According to Mr Michael Dunkel, a trustee of the SZCUF and a director of Education Heritage Foundation, who has played a leading role in this support of research and scholarship since the beginning of the SZCUF in 1978 “Israel and Australia are as far apart as nations can be, but we share challenges in medicine and agriculture and, in these projects, the safeguarding of coral reefs and the sustainable harvesting from the oceans. Several of the projects are at the forefront of medical science, dealing with human health, which is a concern in every country. The ZCAI Directors welcome this strong return of long-distance but common-problem collaborations”.

Professor Jonathan Stone, also a Director of the ZCAI noted that “There were 69 applications in total, all for joint Australian-Israeli projects in science. This indicates a huge potential for scientific  cooperation, despite the distance between the two nations”.

Eventually 8  projects were selected for funding, each over two years. “We thought we might get half a dozen strong applications” said Professor Stone “We were a bit overwhelmed, but impressed, by the number and quality of what came in”.

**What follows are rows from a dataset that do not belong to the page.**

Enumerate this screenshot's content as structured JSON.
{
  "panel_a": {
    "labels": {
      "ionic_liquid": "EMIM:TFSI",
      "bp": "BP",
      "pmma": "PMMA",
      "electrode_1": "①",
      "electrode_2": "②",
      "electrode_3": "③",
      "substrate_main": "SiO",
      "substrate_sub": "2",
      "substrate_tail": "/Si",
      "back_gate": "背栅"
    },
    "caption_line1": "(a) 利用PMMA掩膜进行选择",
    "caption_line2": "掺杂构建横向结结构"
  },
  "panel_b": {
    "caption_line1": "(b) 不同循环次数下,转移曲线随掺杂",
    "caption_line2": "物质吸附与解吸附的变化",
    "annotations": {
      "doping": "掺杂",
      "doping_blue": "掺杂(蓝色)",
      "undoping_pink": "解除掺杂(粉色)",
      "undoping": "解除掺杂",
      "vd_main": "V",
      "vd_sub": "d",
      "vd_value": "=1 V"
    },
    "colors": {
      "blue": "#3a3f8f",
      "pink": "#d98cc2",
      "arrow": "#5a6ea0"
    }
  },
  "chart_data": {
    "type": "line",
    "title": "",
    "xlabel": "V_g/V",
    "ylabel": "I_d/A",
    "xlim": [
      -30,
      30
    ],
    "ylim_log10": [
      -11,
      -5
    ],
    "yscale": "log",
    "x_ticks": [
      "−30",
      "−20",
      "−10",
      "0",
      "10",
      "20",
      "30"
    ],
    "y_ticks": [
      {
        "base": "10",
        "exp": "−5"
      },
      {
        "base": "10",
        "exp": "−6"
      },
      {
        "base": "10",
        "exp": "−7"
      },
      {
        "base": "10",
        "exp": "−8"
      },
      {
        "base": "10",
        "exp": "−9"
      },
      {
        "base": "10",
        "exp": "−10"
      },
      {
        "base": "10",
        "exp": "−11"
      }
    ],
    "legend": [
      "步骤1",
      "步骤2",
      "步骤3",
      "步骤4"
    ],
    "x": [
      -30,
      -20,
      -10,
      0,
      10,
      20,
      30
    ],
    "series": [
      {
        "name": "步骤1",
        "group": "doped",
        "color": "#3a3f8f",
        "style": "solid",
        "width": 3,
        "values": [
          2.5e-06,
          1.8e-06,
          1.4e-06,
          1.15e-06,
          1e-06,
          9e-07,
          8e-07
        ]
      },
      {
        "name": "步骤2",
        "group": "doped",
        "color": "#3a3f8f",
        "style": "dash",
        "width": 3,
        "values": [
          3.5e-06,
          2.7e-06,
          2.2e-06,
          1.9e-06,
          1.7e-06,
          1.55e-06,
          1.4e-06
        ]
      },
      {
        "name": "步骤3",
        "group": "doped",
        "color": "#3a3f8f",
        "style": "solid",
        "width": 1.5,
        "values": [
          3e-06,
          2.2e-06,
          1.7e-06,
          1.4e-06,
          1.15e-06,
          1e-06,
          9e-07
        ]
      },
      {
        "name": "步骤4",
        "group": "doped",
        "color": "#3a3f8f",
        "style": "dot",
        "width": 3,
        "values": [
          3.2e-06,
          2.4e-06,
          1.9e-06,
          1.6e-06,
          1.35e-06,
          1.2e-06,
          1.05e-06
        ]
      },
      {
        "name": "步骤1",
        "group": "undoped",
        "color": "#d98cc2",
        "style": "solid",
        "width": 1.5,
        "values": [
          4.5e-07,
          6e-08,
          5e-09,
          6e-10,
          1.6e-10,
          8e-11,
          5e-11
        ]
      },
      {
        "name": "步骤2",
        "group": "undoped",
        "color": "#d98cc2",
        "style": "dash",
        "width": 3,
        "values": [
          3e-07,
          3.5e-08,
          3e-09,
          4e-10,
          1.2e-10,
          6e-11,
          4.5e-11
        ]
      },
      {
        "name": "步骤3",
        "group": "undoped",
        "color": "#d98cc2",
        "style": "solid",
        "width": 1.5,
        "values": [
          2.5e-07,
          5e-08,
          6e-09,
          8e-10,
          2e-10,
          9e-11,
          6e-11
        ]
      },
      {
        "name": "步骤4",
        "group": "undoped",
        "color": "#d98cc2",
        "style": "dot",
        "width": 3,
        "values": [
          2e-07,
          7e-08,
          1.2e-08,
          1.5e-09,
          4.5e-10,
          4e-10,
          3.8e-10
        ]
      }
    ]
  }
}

“Perhaps” he noted “we should not have been surprised. Both Australia and Israel have coral coasts, and two projects were in marine biology in the face of climate change – understanding coral adaptation and the function of the ocean’s role in absorbing greenhouse gases. Both nations have strong agricultural sectors, and two projects were in the sustainable management of crop pests, the fruit fly and the white fly, which spoils cassava crops. And four were in the field of medicine – human health is an issue in every country”.

The medical projects were also diverse – the fundamentals of foetal development, the challenge of oropharyngeal cancer, new detectors for the next generation of X-ray-based diagnostic imagers, and new ways of understanding and tracking pandemics, to strengthen management.

Zelman Cowen Academic Initiatives has been operating for only 12 months, Mr Dunkel noted. “The success of this initiative – of joint science projects – has been a great start to our work”.